Lees de volledige contributiemonitor van 2021/2022 hier. 

Toegangsprijsmonitor 2021/2022

De belangrijkste uitkomsten waren: 

  • De toegangsprijzen van zwembaden en ijsbanen volgden ongeveer de inflatie. 
  • De toegangsprijs voor volwassenen in klimhallen steeg met 2% en de toegangsprijs voor boulderen steeg met 7%.

Lees de volledige toegangsprijsmonitor van 2021/2022 hier. 

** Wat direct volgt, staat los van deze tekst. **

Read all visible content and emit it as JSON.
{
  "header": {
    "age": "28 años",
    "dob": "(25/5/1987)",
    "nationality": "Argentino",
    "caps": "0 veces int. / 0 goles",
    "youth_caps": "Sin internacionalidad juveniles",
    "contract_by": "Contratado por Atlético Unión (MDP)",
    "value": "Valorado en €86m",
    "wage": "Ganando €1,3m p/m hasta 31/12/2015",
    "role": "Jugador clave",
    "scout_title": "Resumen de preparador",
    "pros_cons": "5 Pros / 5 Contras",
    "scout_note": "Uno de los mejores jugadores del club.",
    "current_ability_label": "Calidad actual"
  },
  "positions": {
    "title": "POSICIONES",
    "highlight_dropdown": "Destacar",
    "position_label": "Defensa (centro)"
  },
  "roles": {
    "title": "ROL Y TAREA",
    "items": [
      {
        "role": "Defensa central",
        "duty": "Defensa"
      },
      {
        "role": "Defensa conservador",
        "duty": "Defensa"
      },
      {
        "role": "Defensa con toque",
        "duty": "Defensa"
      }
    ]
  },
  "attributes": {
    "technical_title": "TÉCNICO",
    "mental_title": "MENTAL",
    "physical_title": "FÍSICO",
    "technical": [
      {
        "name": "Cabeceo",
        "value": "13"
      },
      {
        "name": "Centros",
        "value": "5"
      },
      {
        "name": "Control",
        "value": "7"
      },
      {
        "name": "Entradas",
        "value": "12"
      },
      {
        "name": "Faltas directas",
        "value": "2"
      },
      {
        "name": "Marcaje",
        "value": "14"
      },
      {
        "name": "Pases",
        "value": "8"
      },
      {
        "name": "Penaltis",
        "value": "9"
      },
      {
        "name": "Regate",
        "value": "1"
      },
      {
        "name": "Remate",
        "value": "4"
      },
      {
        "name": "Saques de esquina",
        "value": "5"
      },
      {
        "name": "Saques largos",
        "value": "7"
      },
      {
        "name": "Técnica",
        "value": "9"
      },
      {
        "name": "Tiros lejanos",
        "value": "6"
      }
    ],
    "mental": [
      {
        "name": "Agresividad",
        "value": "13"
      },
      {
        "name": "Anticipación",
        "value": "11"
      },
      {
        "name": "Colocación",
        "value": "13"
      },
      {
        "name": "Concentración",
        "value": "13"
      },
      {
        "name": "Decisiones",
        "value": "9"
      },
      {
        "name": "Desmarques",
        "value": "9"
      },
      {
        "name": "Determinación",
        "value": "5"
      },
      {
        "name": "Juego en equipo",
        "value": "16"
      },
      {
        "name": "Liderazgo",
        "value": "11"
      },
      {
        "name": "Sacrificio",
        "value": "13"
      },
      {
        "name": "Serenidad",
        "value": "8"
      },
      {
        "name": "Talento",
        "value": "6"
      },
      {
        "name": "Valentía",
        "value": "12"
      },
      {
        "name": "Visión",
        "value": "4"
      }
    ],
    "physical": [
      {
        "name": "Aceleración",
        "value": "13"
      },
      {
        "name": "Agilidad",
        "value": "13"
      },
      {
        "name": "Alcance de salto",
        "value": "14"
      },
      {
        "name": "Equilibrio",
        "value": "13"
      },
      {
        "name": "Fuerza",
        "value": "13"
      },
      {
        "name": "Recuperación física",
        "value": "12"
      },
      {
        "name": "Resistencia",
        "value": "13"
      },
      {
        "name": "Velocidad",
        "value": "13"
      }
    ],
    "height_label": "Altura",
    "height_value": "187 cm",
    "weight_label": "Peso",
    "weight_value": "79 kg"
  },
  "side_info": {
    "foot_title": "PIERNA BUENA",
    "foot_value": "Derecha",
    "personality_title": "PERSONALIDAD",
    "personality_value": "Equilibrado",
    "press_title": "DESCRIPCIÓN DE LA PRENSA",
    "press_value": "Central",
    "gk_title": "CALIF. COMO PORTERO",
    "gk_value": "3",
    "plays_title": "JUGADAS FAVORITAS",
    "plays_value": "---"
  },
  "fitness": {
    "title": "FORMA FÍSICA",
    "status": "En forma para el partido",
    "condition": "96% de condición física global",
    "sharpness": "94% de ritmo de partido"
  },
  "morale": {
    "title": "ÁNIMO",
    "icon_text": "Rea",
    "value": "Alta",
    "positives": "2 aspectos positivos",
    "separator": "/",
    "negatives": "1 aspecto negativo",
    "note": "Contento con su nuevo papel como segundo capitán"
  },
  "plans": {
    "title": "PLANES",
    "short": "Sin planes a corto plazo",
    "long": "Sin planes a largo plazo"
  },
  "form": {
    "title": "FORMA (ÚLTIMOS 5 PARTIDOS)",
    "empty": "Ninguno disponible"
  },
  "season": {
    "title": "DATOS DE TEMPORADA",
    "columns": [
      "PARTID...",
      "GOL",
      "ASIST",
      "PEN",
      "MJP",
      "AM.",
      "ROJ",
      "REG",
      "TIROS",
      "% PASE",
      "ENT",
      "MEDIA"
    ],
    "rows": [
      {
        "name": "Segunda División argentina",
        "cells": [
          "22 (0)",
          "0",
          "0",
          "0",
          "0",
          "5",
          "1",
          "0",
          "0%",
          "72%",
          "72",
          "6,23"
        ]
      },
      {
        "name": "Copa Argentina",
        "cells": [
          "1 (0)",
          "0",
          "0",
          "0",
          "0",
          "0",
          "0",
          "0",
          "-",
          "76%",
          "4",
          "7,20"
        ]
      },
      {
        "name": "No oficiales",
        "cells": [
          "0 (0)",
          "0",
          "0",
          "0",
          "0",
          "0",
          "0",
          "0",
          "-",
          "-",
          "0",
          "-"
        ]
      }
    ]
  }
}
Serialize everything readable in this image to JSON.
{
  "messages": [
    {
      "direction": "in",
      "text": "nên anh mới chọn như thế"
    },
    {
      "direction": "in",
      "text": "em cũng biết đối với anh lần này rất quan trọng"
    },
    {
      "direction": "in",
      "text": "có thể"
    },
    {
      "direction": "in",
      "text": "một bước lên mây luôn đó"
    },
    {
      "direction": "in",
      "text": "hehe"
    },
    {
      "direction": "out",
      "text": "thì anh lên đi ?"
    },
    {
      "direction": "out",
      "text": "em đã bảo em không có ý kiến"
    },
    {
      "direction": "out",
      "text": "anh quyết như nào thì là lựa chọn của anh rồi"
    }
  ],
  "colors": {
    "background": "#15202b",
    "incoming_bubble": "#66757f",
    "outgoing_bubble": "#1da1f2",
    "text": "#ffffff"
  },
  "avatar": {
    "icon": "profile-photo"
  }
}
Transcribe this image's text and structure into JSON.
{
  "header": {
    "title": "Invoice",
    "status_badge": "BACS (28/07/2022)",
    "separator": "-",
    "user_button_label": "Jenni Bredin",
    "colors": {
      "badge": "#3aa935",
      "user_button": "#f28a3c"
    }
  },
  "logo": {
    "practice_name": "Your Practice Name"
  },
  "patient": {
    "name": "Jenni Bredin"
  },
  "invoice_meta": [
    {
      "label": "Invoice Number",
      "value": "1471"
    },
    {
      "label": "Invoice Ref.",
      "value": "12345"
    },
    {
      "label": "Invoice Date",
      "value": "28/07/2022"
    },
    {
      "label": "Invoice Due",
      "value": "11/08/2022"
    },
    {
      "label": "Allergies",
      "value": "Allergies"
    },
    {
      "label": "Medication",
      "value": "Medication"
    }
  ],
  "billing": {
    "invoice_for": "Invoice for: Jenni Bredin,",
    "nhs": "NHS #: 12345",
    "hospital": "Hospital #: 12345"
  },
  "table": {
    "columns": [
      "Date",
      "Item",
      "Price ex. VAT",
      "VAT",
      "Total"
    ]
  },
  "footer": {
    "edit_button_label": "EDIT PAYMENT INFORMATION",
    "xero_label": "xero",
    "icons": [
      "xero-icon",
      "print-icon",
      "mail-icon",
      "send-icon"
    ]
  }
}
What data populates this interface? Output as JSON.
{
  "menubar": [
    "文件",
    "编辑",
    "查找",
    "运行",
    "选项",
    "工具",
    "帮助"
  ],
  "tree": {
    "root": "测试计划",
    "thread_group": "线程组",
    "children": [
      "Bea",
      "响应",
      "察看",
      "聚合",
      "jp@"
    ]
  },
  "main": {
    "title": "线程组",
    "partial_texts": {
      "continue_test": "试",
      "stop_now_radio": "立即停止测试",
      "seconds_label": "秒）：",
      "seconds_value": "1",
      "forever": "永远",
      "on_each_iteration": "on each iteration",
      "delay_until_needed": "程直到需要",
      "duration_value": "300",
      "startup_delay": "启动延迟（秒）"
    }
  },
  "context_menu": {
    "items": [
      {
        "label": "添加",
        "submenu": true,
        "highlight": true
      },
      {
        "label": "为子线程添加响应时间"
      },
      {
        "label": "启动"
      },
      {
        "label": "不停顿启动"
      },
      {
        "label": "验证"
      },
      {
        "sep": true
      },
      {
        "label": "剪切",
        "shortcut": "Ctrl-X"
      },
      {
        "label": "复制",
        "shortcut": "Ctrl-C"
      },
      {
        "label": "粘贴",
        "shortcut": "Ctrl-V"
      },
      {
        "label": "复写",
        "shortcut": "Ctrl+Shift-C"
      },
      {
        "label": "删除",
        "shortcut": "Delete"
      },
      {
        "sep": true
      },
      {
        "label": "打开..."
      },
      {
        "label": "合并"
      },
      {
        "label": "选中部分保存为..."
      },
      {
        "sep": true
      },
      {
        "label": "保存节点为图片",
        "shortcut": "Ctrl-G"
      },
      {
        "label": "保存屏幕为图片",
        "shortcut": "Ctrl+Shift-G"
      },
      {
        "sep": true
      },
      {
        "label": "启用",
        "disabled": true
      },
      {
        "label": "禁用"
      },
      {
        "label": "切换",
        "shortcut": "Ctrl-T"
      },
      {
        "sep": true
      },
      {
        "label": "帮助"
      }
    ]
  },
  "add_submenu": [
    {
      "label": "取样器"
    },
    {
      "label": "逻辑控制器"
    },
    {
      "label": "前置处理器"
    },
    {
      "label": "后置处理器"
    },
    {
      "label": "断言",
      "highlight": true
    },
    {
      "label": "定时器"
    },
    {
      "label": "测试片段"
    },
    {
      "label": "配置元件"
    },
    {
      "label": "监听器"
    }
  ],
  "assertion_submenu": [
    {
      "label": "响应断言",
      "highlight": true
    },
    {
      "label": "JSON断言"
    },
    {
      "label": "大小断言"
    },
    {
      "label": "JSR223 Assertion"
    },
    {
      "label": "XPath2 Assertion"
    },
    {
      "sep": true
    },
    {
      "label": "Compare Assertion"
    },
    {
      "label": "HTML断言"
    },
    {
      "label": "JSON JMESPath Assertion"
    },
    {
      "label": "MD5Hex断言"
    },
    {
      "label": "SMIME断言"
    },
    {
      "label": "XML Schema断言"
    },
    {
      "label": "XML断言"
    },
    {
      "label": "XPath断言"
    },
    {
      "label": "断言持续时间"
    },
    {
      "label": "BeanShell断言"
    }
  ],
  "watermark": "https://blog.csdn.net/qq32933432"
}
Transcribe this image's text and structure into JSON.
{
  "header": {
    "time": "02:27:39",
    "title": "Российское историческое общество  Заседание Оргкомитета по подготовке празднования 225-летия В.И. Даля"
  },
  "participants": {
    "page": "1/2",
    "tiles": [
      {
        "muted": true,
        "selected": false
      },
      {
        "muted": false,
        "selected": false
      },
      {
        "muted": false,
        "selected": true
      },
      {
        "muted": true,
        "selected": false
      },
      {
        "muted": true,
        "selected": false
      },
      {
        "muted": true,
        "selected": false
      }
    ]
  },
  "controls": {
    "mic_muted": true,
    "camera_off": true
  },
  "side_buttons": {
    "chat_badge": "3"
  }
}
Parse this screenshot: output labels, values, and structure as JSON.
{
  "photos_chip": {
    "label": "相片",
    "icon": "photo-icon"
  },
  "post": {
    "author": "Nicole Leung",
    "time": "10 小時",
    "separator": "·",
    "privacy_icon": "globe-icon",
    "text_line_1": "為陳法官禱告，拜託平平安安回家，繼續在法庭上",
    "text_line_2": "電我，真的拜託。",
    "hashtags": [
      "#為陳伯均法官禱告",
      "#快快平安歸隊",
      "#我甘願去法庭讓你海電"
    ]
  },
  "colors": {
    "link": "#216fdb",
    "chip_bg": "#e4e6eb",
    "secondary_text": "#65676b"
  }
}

2020/2021: contributies en toegangsprijzen in coronajaar volgen grotendeels de inflatie

In 2020/2021 vond de dataverzameling plaats tijdens de coronamaatregelen. Er werd naar tien verschillende sporten gekeken, waarbij schaatsen/skeeleren, wandelen en toerfietsen nieuw waren. De belangrijkste conclusies waren:

  • De gemiddelde contributies bij hockey en handbal stegen sinds 2016. Ook bij golf stegen de contributies, behalve bij de volwassenen. De gemiddelde contributies van atletiek, handboogschieten en voetbal daalden echter. 
  • De contributies voor senioren bij schaatsen/skeeleren zijn het laagst van alle sporten met gemiddeld € 58 per jaar. De sport met de hoogste contributie voor senioren was hockey, met € 306. 
  • Het bleek dat de contributies vaker stegen in gemeenten met een stijgend inwoneraantal en een grotere verstedelijking. Ook in gemeenten waar het aandeel hoogopgeleiden hoger was, bleken de contributies ook vaak hoger. 
  • De invloed van corona op de contributie is nog niet zichtbaar in deze analyse. Uit de monitor bleek wel dat 20% van de sportbonden verwachtte de contributie te verhogen in 2022. Omdat verenigingen in het voorjaar van 2020 gesloten waren, overwoog 18% van de verenigingen om een deel van de contributie terug te storten.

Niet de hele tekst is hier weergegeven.